## Homework 3

## Memory and Cache

 Reorder the fields in this structure so that the structure will (a) consume the most space and (b) consume the least space on an x64 machine on Linux.

```
struct foo {
   double a;
   short b;
   short *c;
   char *d;
   long e;
   int f;
   char g;
};
```

- 2. Consider a processor that uses 24-bit addresses and can address  $2^{24}$ =16M bytes of memory. Suppose that it has one level of cache. As in Figure 6.25 of your textbook, the address is split into a *t* bit tag, an *s* bit set index, and a *b* bit block offset. The cache consists of 16384 bytes, with a block size of 128 bytes. Answer each of the following for direct-mapped, 4-way set associative, and fully associative versions of the cache.
  - a. How many cache lines are there?
  - b. What is *b*?
  - c. What is *s*?
  - d. What is *t*?
- 3. For the cache in problem 2, draw the cache given that it is structured as follows.

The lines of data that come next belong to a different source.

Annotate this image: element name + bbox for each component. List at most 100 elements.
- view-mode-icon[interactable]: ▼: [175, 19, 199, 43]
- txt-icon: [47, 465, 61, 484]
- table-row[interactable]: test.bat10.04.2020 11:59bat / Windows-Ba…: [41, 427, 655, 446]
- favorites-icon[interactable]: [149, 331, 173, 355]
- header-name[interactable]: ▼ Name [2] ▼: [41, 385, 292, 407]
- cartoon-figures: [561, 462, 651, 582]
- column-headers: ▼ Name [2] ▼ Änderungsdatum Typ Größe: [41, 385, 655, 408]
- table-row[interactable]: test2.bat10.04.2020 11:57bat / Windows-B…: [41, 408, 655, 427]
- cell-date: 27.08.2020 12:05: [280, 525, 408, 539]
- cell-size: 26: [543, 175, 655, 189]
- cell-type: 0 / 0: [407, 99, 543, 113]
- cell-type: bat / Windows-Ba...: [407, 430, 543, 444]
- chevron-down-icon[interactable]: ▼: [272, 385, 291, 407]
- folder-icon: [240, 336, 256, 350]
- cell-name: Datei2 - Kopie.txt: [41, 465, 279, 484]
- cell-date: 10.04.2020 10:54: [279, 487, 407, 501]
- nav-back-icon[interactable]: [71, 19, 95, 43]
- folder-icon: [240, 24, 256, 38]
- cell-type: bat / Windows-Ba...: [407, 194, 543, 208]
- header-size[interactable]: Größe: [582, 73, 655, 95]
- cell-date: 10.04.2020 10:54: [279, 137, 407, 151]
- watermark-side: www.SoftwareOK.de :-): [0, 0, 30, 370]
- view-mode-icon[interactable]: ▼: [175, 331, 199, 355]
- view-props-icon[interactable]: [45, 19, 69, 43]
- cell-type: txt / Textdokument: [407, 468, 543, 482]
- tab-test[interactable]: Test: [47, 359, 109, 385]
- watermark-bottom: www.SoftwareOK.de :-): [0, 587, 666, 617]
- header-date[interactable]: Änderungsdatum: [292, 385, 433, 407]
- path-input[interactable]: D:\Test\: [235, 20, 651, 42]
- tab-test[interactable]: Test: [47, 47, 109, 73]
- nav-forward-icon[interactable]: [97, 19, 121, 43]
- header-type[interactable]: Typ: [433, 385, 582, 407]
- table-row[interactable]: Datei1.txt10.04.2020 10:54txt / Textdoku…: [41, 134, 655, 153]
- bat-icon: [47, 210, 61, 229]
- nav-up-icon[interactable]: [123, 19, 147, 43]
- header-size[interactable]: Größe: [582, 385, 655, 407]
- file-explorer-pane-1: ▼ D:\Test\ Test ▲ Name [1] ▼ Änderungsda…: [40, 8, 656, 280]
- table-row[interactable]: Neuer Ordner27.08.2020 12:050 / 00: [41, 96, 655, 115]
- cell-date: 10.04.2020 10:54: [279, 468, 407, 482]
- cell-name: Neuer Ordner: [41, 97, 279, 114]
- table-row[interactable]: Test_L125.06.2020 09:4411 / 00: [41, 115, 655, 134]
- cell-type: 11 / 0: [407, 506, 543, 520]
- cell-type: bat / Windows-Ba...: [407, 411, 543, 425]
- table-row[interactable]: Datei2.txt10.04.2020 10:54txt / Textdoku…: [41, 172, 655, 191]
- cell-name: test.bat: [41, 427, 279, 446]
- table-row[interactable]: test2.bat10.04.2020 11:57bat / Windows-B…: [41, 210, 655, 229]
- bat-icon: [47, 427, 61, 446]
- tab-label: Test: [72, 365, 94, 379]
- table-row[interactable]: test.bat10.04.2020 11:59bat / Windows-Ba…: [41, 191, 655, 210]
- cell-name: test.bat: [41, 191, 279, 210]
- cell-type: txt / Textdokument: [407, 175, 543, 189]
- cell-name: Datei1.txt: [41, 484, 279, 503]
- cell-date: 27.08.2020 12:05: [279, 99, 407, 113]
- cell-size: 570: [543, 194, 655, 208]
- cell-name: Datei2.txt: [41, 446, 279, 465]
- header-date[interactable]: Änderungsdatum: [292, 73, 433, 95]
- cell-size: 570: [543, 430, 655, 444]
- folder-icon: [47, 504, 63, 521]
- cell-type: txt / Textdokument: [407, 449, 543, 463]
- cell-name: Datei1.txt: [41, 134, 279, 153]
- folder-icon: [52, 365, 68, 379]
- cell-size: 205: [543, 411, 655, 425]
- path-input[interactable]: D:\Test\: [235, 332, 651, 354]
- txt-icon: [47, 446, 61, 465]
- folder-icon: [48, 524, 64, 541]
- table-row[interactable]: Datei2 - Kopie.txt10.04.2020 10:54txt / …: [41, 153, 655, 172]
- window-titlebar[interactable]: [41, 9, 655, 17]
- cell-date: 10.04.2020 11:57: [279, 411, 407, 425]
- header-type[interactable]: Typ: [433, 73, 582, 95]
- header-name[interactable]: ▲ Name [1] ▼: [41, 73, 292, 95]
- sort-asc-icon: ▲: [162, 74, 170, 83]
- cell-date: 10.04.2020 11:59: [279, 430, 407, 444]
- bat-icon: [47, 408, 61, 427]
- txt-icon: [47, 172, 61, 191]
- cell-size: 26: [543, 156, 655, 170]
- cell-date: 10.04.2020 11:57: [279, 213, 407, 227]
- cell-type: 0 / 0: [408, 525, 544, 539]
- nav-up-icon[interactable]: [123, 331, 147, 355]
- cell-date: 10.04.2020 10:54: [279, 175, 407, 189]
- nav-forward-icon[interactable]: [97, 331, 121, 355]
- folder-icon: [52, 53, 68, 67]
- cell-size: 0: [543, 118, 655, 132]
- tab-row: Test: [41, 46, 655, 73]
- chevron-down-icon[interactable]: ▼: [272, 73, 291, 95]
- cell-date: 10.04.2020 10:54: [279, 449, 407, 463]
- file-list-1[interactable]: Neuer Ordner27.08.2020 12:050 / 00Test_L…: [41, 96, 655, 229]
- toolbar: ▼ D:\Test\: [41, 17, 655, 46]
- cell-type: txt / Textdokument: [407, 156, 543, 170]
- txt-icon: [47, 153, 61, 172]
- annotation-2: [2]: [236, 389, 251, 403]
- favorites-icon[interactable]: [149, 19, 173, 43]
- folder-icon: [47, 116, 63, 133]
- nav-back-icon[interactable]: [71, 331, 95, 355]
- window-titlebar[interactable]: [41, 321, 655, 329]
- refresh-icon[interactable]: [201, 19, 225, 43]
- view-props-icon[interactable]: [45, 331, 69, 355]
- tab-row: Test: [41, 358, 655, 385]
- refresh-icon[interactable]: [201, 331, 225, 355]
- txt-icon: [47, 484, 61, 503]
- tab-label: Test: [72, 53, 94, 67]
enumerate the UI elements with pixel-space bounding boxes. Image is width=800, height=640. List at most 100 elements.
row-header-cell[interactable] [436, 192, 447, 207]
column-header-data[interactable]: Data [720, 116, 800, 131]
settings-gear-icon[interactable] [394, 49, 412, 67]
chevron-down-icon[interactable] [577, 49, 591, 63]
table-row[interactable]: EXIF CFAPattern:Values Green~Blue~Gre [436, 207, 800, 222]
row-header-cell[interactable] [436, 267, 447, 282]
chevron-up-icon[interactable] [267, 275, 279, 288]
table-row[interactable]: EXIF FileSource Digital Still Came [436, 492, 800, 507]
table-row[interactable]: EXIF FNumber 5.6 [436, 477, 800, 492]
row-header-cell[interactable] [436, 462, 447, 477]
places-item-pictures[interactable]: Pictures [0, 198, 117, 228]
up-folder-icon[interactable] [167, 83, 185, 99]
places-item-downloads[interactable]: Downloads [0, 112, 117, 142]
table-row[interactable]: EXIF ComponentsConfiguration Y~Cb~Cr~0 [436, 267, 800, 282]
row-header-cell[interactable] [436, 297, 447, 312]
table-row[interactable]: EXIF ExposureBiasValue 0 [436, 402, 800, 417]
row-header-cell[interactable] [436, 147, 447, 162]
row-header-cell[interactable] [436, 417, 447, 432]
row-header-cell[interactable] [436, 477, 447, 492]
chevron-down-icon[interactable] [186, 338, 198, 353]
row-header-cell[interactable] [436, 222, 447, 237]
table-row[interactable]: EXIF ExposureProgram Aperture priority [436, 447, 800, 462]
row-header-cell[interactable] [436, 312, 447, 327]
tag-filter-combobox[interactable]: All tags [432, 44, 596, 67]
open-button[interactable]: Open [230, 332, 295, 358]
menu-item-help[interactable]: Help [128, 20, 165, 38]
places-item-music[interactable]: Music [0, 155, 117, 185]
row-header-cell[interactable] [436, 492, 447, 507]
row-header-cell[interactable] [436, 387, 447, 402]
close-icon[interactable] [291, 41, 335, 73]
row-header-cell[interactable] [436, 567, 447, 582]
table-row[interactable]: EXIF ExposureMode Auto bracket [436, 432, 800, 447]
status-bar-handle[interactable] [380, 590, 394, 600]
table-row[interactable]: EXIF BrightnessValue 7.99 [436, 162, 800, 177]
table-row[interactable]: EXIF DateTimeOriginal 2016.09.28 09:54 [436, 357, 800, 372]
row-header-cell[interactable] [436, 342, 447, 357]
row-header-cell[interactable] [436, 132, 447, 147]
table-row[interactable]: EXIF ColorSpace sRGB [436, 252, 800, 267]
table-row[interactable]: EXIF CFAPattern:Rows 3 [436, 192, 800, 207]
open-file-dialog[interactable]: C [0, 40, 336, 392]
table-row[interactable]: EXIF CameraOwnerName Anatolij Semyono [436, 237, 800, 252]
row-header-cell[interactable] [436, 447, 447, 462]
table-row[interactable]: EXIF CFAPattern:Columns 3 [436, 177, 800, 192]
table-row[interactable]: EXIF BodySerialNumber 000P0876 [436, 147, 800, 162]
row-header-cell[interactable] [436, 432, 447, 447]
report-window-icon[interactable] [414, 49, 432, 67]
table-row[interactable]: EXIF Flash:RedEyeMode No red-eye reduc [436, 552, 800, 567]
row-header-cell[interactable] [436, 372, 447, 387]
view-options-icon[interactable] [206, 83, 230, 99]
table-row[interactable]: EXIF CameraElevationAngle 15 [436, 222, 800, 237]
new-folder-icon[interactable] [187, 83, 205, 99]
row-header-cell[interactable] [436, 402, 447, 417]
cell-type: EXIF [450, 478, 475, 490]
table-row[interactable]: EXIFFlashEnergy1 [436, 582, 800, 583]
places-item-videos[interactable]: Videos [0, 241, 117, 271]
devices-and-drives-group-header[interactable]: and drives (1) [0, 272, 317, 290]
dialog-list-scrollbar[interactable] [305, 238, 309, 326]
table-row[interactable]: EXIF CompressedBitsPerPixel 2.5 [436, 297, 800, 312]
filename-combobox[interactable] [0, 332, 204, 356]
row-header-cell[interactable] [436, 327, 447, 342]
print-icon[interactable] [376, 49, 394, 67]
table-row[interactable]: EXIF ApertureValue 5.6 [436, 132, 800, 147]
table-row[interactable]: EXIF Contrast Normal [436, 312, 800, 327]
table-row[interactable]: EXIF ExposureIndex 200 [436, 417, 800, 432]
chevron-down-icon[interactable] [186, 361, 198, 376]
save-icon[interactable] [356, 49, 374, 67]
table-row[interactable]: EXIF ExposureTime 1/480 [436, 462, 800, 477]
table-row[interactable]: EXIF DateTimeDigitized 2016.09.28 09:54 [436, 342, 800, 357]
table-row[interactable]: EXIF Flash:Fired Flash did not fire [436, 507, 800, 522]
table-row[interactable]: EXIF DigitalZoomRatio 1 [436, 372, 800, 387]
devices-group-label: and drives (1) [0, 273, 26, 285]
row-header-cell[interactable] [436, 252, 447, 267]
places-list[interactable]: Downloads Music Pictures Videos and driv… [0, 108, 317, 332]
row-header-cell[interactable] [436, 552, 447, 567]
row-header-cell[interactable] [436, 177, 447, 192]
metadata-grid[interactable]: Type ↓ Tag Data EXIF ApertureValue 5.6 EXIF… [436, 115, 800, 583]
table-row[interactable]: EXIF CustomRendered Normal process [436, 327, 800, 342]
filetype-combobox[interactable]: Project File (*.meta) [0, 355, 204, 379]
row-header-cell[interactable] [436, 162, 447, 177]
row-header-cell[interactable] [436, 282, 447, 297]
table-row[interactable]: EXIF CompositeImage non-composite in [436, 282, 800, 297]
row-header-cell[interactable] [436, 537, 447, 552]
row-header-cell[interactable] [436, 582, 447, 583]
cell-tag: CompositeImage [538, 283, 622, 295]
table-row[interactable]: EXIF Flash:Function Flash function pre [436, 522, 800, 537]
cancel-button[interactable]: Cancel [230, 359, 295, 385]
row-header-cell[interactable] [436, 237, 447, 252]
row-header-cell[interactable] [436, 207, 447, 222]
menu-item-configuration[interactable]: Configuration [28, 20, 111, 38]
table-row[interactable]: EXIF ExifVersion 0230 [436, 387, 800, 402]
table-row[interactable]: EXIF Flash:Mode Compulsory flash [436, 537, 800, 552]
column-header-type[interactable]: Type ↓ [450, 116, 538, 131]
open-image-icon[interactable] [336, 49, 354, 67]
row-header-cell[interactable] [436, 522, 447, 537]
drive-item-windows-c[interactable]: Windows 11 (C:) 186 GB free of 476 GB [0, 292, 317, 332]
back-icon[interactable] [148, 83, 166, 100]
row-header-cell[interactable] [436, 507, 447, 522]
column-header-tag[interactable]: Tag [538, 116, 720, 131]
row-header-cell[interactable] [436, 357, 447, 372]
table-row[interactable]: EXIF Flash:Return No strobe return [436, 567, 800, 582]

You can elide replicated components, but annotate your drawing with how many components there are.
  - a. Direct-mapped
  - b. 2-way set associative
  - c. Fully associative

4. Our company wants to optimize the performance of the following code

```
void vector_add(int n, int *a, int *b, int *c) {
    int i;
    for (i=0;i<n;i++) {
        c[i]=a[i]+b[i];
    }
}</pre>
```

run on the same processor and cache as described in problem 2. The cache is write-back, write-allocate, and has an LRU replacement policy. Integers are 32 bits.

- a. **Suppose the cache is direct mapped**. Let n=4096, a=0xa0000, b=0xc0000, c=0xe0000. On average, how many times per loop iteration will you load a cache block from main memory? How many times per loop iteration will you flush a cache block back to main memory?
- b. While we're all fired up to buy ultra-cool mega-associative cache hardware (which comes only in machined aluminum), a smart alec programmer claims that we can get the same effect by having a=0xa0000, b=0xc0080, and c=0xe0100. Is she right? Why or why not?
- 5. You should now be coming to realize just how important leveraging locality of access is for performance. Modern processors take advantage of this locality in hardware using many mechanisms, but one important one is called *prefetching*. The prefetch unit of a CPU will monitor memory accesses and try to predict accesses that might follow soon after. That way, when the CPU issues a load or store to the *next* address, the cache will have already been populated with it, and it will not need to wait for an expensive access to main memory to complete. However, hardware prefetch units have limited foresight, and sometimes it may be better for the programmer to provide some hints as to what memory will be accessed in the near future. Consider the following piece of code that simply sums up a *large* 2D array.

```
#define ROWS (1024*1024*16)
#define COLS 16

int 2darray_sum() {
    int sum = 0;
    int i, j;
    int * a = malloc(sizeof(int)*ROWS*COLS);
    /* skip array initialization code */
    for (i = 0; i < ROWS; i++) {
        for (j = 0; j < COLS; j++) {
            sum += *(a+i*COLS+j);
            }
            _prefetch(a+(i+1)*COLS);
        }
        return sum;
}</pre>
```

This code loops through a 2D-array using pointer arithmetic and sums the elements. The interesting thing we've added here is the call to \_prefetch. \_prefetch takes a memory address and instructs the hardware to preload the cache with *one* line starting at that address. For the following question, assume that our data cache size is 32KB and the block size is 64 bytes.

- a. How big is the array that a points to? Will it fit in the cache?
- b. Why did we choose to prefetch at the address a+(i+1)\*COLS and why did we place it in the outer loop? Explain your reasoning. (Hint: it's no coincidence that COLS is 16)
- c. Running the above code on our class machine *with* the prefetch produces a speedup over the case *without* the prefetch by about 56%. Suppose we make this same comparison, but we make it for various array sizes. When would you expect the prefetch to help us more, with much smaller arrays or with larger arrays? Why?
- 6. Caches form a hierarchy, with slower, bigger caches operating below faster, smaller caches. At the top of the hierarchy, the L1 cache is often split into two caches, one for data (L1d), and one for instructions (L1i). When the CPU fetches an instruction, it first looks in L1i. If it misses there, the request proceeds to the L2 cache, which is shared among instructions and data, and then on to the L3 shared cache, and so on, all the way to main memory (DRAM).
  - a. L1d works equally well for reads and writes, but the design of L1i is *highly centered around reads*. Why? What characteristic of fetching and executing instructions might lead to this kind of design?
  - b. It is possible to build *self-modifying code*, where the program actually overwrites itself as it runs. Some *rare* parts of the operating system and application support libraries use this capability. Upon receiving a write that hits, L1i usually clears itself out *entirely*; it does not just clear out the line that contains the write. The write then proceeds to the L2 cache. Why might this be considered a reasonable design?